As is the case for all other operations, a complete physical examination should be performed in the preoperative period, including the medical history of the patient, the history of the resection, and the cardiac examination in patients scheduled for thyroid surgery. ECG and pulmonary radiography examinations are usually performed in patients over 45 years of age or in patients with heart disease. Blood tests may be required in patients with hemorrhagic problems, and a pre-operative hormone assay may be required. Patients with altered tone, patients who have undergone previous thyroid surgery, are examined for voice signals (vocal cord) in the preoperative period. It is important that the nerves that move the voice wires are intact before surgery.

How do I choose the surgeon to perform my surgery?

In general, thyroid surgery should be performed by surgeons who are best suited to the subject, specially trained and regularly dealing with thyroid surgery. Patients also have to ask their doctors who recommend surgery for which center or which doctors they recommend to be operated on. The risk of complications that may develop after surgery is less if performed by surgeons operating on a certain number of patients during the year.

What are the risks of the operation?

Thyroid surgeon's most serious risks are:
1. Bleeding; May cause sudden respiratory distress.
2. Recurrent laryngeal nerve injury; It can cause permanent voice annoyance.
3. Damage of parathyroid glands; Damage to the glands that control calcium levels in the body can lead to a disorder called hypoparathyroidism.
These complications are often more common in those with advanced lymph node involvement or with retrosternal goiters, which are followed by thyroid surgeons, behind the breastbone and known as the internal goiter. Moreover, the fact that the surgeon who will perform the thyroid operation is not very experienced is the cause of complications. The risk of any complications in this surgery should be less than 2%. These rates, however, vary depending on the experience of the surgeon. Preoperative patients should receive informed consent from the surgeon that they will be operated on alternative treatment methods, risks and benefits of the operation.

How much of the thyroid gland will be removed?

Patients should talk about how to perform an operation with their surgeon, how much of the thyroid gland will be removed (partially or entirely), and why such an approach is needed. The commonly accepted approach for follicular-type papillary-type cancers is the removal of the entire patch near the stomach. Thus, it is accepted that patients can benefit more from radioactive iodine treatment that may be needed after surgery. In patients with large tumors, patients with medullary thyroid cancer require dissection of the larger lymph nodes. Thyroidectomy (removal of the thyroid gland) is a very effective and successful method for patients with large numbers of benign thyroid nodules and / or large goiters. In these patients, the thyroid gland may be working hard and releasing excess hormones. This condition is successfully controlled by surgical intervention. It is extremely successful in the results of hemithyroidectomy or lobectomy, ie partial surgical procedure, in patients with normal or multiple hormone secretion, unilateral nodules. In the case of Graves' disease or hyperthyroidism due to multiple nodules, it is the method applied by most surgeons, with one side completely removing the thyroid lobe and the other side partially in the side.

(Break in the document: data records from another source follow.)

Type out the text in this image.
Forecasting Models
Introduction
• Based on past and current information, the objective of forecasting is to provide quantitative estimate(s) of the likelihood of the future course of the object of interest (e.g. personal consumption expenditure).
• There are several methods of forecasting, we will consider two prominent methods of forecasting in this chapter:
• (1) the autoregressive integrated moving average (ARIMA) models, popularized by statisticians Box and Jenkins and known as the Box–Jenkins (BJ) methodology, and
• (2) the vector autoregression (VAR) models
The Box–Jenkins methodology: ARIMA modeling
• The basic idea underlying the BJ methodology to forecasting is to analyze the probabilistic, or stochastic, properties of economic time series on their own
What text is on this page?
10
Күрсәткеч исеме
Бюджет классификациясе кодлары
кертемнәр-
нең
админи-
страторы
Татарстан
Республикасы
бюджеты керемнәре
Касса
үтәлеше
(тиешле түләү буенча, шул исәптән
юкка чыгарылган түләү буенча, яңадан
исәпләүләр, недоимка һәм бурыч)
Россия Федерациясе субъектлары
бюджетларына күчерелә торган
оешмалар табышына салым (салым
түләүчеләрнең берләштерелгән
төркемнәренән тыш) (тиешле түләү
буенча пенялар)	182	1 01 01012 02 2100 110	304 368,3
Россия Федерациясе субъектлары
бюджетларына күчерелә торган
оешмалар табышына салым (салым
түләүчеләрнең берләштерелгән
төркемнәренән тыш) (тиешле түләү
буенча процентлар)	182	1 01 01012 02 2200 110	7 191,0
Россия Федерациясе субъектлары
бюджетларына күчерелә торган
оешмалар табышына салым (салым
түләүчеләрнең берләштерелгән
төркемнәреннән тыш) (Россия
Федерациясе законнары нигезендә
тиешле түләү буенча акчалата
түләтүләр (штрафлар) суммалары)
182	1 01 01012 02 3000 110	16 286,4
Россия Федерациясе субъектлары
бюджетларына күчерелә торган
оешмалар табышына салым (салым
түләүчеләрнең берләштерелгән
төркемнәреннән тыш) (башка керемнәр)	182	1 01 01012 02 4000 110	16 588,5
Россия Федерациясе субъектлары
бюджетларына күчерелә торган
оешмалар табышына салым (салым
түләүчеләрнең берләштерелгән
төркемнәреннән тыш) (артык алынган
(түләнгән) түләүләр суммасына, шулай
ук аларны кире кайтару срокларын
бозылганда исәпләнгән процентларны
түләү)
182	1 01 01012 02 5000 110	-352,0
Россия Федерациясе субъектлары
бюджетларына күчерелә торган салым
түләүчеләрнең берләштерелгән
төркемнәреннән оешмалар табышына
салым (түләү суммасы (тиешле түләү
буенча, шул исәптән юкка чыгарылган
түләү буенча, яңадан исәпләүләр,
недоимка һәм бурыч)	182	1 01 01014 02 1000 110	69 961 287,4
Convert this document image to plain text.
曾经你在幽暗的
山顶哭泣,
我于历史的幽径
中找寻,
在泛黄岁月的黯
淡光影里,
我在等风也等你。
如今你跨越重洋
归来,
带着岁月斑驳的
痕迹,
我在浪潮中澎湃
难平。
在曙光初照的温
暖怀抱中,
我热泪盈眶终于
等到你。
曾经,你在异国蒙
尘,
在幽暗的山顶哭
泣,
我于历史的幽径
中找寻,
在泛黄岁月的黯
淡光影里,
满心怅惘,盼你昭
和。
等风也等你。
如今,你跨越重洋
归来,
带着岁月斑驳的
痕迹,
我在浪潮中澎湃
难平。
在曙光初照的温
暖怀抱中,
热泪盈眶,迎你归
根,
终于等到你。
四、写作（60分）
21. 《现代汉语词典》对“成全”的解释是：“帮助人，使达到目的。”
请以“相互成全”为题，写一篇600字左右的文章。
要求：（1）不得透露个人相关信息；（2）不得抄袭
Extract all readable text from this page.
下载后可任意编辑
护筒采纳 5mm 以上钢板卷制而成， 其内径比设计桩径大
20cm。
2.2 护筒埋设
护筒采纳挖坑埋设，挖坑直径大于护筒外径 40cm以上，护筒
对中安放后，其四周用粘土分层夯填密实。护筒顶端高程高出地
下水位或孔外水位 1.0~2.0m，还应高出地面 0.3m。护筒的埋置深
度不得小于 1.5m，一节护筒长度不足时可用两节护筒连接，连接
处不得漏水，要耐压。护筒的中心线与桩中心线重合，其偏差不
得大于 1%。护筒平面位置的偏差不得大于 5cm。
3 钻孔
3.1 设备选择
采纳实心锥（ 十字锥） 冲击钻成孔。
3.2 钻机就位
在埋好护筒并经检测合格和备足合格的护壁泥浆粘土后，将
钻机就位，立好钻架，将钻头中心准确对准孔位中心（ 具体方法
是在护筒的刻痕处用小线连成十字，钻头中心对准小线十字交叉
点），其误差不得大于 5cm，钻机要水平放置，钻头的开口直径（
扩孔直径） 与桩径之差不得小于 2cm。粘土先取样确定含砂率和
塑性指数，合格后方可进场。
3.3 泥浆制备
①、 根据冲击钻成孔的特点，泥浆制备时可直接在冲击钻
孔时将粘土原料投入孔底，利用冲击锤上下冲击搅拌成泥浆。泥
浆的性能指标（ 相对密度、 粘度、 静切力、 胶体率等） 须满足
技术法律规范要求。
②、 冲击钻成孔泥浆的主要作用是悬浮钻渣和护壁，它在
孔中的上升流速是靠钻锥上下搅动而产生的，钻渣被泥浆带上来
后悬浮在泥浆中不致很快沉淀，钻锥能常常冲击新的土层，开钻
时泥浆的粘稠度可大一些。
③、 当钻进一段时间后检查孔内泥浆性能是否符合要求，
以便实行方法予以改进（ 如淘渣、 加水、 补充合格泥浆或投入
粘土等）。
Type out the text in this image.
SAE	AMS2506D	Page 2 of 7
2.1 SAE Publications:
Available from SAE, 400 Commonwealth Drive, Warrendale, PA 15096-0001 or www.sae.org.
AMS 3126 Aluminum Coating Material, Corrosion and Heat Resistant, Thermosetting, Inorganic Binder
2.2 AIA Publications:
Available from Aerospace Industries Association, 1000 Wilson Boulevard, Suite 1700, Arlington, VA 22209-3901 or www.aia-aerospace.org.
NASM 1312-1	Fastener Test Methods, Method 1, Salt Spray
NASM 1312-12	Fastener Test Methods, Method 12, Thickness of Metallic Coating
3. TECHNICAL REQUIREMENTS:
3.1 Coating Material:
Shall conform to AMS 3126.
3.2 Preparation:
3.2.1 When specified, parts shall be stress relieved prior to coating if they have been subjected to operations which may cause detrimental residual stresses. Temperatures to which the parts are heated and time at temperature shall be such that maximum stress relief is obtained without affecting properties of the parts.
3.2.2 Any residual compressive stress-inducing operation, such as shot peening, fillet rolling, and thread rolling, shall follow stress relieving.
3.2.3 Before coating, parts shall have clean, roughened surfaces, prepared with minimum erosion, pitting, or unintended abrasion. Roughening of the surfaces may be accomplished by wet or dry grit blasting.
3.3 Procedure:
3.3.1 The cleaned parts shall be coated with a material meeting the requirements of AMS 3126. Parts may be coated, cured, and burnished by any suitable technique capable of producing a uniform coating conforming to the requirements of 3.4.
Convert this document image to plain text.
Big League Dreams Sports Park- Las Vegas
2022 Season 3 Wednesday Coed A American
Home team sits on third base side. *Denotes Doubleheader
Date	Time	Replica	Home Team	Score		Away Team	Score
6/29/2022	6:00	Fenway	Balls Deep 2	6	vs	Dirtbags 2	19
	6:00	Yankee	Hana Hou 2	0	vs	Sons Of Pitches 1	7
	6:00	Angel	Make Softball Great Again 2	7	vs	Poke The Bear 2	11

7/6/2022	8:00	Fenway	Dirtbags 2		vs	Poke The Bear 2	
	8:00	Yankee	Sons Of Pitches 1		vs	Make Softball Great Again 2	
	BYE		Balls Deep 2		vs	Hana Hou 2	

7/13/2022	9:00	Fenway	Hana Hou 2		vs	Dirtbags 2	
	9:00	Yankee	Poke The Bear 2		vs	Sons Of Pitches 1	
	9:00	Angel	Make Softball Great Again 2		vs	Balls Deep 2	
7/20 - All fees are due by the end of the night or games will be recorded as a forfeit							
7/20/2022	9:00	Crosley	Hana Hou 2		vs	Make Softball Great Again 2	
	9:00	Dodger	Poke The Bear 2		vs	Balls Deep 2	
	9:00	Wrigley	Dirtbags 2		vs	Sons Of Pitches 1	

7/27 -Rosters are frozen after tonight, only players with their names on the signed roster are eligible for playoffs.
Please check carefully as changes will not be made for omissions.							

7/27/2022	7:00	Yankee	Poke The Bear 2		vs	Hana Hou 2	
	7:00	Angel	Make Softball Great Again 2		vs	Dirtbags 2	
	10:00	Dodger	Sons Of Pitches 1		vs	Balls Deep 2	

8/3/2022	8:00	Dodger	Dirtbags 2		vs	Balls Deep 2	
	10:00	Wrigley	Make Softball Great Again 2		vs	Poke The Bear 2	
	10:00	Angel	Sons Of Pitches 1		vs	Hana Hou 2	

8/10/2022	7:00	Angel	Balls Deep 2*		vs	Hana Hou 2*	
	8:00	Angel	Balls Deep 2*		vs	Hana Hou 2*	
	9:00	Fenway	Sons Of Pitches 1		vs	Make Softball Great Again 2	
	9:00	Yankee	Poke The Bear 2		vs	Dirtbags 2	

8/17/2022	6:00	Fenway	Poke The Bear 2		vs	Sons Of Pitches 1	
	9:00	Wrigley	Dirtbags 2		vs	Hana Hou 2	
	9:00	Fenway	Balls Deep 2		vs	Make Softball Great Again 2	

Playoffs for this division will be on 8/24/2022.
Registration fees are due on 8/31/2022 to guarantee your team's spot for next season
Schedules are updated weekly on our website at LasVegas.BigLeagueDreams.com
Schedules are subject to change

Will I be normal after surgery?

Yes, you will be able to do everything you can do before the operation, after the thyroid operation has passed the effects, ie after the convalescence period. In many patients, after thyroid surgery, hormone levels decrease and hypothyroidism develops. This condition is more frequent in surgical structures with the cause of thyroid cancer. In the postoperative period hormone replacement therapy is performed and the drug dose to be taken with TSH Controls is adjusted. Your doctor may also recommend radioactive iodine treatment in the time interval before the post-operative hormonal onset.